A ball python and iguana were found in residential areas on Oahu earlier this week, the state Department of Agriculture reported.
On Monday, a 3-foot long snake identified as a ball python was captured in an Aiea neighborhood. A neighbor saw the snake on another property around 10 a.m. and called the Honolulu Police Department. Officers covered the snake with a trash can and called DOA agricultural inspectors, who then took it to the department’s Plant Quarantine Branch.
The ball python is not poisonous. It’s native to Western and West-Central Africa and primarily subdues prey by constricting and suffocating them. They can grow up to 5 feel long.
The DOA said that they are common in the pet trade on the mainland, but pose a threat to Hawaii’s environment, as they can prey on native bird species and their eggs. Larger snakes can also be dangerous to the public and small pets.

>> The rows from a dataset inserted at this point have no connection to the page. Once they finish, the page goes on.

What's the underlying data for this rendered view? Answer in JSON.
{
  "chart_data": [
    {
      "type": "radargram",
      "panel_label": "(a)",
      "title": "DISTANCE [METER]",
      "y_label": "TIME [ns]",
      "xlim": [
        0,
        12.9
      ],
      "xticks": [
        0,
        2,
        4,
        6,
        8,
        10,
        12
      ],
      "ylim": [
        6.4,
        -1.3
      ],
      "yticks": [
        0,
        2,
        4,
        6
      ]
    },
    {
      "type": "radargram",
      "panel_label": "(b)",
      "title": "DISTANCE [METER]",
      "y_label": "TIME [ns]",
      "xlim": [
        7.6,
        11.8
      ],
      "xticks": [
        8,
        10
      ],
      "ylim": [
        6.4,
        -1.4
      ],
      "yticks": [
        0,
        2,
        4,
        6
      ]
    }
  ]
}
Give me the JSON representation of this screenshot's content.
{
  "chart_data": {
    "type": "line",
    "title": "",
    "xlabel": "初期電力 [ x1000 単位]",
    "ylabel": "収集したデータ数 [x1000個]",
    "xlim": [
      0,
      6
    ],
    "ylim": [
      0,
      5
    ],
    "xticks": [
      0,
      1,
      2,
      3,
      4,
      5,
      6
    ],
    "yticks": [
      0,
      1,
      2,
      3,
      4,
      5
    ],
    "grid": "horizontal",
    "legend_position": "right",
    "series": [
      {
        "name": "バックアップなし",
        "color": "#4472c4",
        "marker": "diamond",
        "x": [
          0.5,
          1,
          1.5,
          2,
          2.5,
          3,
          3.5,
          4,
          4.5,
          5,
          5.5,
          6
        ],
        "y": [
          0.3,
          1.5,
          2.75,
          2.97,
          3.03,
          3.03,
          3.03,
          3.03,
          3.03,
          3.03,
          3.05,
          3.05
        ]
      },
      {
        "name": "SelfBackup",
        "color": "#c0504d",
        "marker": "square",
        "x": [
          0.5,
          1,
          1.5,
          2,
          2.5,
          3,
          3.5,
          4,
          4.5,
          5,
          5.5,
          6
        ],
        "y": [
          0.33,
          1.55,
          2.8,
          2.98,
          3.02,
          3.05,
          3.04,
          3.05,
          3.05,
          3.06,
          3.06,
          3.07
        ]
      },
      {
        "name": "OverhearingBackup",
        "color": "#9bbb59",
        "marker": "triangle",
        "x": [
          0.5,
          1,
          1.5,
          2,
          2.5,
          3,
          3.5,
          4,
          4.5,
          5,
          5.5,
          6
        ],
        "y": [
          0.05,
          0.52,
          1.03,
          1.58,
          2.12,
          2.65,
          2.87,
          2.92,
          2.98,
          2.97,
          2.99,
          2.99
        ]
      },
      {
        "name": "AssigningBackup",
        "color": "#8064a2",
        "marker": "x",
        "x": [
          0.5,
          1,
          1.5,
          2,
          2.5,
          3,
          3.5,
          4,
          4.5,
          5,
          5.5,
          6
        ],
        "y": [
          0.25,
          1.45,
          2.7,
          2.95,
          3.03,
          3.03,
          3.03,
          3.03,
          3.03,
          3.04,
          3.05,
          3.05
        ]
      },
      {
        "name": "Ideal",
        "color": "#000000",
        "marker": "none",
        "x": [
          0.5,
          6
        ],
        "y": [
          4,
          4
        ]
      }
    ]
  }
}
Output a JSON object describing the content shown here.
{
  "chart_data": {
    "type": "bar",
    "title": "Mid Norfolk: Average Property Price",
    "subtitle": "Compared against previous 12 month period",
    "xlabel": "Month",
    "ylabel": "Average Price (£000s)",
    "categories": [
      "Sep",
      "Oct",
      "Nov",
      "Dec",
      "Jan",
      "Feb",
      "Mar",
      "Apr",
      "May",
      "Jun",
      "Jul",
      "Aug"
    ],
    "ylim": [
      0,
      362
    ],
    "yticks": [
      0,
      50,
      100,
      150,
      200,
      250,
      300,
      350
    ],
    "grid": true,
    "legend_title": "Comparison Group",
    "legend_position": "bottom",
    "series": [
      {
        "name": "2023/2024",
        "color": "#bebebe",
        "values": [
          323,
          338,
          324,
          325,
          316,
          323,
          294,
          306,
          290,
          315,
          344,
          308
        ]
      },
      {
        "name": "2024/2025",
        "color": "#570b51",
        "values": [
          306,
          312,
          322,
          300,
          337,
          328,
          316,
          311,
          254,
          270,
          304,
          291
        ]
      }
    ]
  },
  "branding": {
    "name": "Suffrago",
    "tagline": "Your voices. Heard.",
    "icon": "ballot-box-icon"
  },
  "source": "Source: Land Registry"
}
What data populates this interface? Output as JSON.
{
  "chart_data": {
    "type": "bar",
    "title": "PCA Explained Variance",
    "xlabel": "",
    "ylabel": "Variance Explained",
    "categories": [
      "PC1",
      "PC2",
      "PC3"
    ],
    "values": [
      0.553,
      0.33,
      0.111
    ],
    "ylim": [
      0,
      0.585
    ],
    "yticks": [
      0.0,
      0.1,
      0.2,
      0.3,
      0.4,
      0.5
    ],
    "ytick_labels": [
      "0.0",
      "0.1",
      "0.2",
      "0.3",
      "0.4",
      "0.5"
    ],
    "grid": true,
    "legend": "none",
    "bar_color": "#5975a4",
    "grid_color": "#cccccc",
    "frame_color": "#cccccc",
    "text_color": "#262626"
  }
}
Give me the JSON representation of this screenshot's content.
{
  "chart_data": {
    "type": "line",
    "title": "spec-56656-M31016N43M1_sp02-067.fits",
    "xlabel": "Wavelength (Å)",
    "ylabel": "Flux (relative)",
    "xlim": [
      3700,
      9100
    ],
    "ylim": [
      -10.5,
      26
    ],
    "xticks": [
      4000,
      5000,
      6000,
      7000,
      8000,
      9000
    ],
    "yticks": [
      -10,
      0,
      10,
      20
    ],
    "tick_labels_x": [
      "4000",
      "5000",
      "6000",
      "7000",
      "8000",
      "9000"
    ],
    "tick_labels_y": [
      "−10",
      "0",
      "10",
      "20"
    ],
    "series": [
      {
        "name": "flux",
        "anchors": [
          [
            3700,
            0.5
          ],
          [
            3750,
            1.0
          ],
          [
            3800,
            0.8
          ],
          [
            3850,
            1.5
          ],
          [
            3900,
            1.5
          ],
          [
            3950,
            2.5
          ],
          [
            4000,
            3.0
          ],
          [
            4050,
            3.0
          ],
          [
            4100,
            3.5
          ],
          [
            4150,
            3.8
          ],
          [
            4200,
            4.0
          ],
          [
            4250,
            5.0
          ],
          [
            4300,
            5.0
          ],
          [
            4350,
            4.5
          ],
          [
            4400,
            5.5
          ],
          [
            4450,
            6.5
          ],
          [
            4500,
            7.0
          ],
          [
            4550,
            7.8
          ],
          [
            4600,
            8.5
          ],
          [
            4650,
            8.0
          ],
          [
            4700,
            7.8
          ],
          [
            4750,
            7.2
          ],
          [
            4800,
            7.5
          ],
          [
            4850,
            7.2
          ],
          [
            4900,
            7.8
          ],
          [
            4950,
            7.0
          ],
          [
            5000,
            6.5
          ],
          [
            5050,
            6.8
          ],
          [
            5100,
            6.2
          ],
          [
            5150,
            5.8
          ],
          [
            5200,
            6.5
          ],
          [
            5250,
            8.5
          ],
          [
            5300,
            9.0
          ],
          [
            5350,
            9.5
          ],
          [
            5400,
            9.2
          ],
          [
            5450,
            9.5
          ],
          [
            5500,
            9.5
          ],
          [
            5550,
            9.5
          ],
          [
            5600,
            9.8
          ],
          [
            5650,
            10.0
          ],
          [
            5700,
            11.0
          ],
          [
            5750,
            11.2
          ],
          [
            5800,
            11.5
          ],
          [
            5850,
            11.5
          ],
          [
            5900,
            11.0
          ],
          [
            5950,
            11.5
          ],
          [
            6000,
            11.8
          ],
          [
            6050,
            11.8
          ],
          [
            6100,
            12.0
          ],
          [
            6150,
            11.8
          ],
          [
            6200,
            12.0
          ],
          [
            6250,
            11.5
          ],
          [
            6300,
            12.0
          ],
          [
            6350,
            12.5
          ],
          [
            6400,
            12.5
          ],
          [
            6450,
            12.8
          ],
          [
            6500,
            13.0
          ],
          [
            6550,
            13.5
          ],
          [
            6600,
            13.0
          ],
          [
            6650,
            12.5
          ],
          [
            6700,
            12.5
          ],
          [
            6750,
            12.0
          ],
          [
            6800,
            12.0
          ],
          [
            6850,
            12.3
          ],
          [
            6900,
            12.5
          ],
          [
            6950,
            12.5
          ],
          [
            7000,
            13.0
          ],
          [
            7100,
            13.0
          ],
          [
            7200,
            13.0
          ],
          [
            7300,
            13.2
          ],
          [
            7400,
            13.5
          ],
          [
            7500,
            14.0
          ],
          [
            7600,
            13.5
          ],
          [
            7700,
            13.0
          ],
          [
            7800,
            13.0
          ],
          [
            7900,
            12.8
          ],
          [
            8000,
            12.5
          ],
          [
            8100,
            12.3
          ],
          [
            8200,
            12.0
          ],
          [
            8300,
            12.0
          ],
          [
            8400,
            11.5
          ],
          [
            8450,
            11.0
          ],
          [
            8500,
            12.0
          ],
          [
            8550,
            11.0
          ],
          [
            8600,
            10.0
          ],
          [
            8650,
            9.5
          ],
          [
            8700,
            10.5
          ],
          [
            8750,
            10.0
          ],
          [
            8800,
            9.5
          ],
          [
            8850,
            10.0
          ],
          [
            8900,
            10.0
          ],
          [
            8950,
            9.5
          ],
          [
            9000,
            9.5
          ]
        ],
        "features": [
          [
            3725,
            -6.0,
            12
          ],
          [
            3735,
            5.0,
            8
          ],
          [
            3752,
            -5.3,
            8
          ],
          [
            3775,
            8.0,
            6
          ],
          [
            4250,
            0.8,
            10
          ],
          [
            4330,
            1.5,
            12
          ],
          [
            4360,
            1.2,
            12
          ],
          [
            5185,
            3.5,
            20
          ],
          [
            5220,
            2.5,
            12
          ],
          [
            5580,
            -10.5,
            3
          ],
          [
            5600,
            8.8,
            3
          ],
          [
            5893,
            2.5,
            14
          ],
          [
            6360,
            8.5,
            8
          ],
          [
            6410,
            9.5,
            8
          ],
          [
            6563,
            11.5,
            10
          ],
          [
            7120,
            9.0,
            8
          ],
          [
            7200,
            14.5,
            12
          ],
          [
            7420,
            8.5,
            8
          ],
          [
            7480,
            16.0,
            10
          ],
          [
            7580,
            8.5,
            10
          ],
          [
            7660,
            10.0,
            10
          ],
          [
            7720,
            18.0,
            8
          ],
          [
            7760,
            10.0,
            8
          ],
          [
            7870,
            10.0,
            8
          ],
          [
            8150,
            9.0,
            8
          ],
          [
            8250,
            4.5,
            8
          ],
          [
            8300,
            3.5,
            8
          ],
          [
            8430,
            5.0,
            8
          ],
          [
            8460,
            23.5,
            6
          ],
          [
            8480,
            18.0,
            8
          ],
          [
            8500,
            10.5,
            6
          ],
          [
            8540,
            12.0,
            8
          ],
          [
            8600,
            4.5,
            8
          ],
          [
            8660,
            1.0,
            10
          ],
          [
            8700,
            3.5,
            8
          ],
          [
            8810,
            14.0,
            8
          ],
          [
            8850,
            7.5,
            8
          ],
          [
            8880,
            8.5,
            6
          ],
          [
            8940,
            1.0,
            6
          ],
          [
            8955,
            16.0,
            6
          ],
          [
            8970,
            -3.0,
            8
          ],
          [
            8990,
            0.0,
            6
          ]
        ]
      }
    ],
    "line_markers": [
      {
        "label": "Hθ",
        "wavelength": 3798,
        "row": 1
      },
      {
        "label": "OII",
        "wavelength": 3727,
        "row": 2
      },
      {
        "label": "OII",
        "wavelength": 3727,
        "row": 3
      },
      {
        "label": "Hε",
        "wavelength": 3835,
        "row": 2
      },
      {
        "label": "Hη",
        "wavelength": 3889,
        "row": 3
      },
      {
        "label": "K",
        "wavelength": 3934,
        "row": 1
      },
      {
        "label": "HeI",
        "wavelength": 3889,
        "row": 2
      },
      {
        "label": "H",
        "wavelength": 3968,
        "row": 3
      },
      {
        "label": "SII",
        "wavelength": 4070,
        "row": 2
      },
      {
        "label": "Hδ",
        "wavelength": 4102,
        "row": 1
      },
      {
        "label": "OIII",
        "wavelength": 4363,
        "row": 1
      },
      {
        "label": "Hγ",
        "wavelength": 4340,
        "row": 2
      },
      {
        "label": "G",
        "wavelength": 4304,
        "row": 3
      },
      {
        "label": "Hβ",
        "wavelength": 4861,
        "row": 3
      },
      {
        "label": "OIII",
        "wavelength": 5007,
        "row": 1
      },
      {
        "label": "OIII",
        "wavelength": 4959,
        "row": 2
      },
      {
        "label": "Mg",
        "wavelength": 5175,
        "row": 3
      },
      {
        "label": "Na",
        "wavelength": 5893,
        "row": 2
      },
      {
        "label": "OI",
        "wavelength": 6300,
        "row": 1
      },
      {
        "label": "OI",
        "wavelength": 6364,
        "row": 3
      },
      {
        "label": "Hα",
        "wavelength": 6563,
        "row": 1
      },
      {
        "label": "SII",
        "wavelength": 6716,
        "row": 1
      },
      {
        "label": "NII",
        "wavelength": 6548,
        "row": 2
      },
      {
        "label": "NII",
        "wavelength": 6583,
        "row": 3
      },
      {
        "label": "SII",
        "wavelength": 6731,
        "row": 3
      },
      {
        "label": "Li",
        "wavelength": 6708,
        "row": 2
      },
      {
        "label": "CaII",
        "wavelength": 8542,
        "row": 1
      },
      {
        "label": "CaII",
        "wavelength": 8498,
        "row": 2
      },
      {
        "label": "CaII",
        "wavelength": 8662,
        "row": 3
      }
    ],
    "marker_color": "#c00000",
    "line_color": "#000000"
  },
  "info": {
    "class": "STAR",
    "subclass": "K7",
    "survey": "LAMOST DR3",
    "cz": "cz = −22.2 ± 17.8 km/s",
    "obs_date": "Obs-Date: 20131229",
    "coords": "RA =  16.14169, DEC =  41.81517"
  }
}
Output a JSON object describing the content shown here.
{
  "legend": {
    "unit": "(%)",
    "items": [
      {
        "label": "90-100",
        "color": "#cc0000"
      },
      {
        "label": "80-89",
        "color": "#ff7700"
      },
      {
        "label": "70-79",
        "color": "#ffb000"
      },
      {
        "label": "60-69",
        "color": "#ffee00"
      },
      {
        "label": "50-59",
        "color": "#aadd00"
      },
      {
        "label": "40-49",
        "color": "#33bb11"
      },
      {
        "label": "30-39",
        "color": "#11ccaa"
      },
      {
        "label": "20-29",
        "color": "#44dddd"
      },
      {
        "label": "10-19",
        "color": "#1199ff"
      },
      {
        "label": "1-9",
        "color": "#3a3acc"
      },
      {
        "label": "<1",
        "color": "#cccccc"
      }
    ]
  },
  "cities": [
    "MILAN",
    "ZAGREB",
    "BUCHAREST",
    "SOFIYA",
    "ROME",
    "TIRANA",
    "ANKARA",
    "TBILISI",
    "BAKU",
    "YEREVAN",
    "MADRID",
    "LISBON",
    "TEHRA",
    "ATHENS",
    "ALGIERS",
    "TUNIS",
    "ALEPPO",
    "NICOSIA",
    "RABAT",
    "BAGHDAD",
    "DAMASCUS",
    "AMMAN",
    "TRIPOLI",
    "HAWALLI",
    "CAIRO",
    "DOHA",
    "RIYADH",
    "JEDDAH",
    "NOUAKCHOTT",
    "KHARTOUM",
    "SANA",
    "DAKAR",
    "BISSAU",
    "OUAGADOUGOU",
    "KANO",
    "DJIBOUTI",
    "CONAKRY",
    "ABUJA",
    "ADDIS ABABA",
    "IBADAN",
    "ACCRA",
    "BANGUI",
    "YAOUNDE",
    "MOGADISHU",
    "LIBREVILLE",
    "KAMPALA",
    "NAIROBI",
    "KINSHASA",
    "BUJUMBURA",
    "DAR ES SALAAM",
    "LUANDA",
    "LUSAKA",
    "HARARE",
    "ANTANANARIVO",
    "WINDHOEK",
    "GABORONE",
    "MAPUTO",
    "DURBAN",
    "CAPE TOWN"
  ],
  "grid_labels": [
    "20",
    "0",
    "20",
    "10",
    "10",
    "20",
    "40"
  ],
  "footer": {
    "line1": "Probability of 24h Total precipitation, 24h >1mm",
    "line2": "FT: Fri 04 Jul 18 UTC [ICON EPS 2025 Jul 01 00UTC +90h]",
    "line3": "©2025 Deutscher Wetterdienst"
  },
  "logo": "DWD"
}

On Tuesday, a woman who lives on Kumuhau Street in Waimanalo spotted an iguana in her backyard. Agricultural inspectors were again called and transferred the animal to the quarantine branch.
The iguana was measured to be about 3-and-a-half feet long. They are established in some areas of Oahu, the DOA said, but it is illegal to import, possess or transport them in Hawaii.
They can also grow to be about 6 feet long, and, while typically vegetarian, are known to disturb bird nestlings and eat eggs. Their tails can be dangerous weapons in fending off enemies, the DOA said.
Iguanas are native to central Mexico through South America.
People illegally possessing animals can face fines up to $200,000 and three years in prison.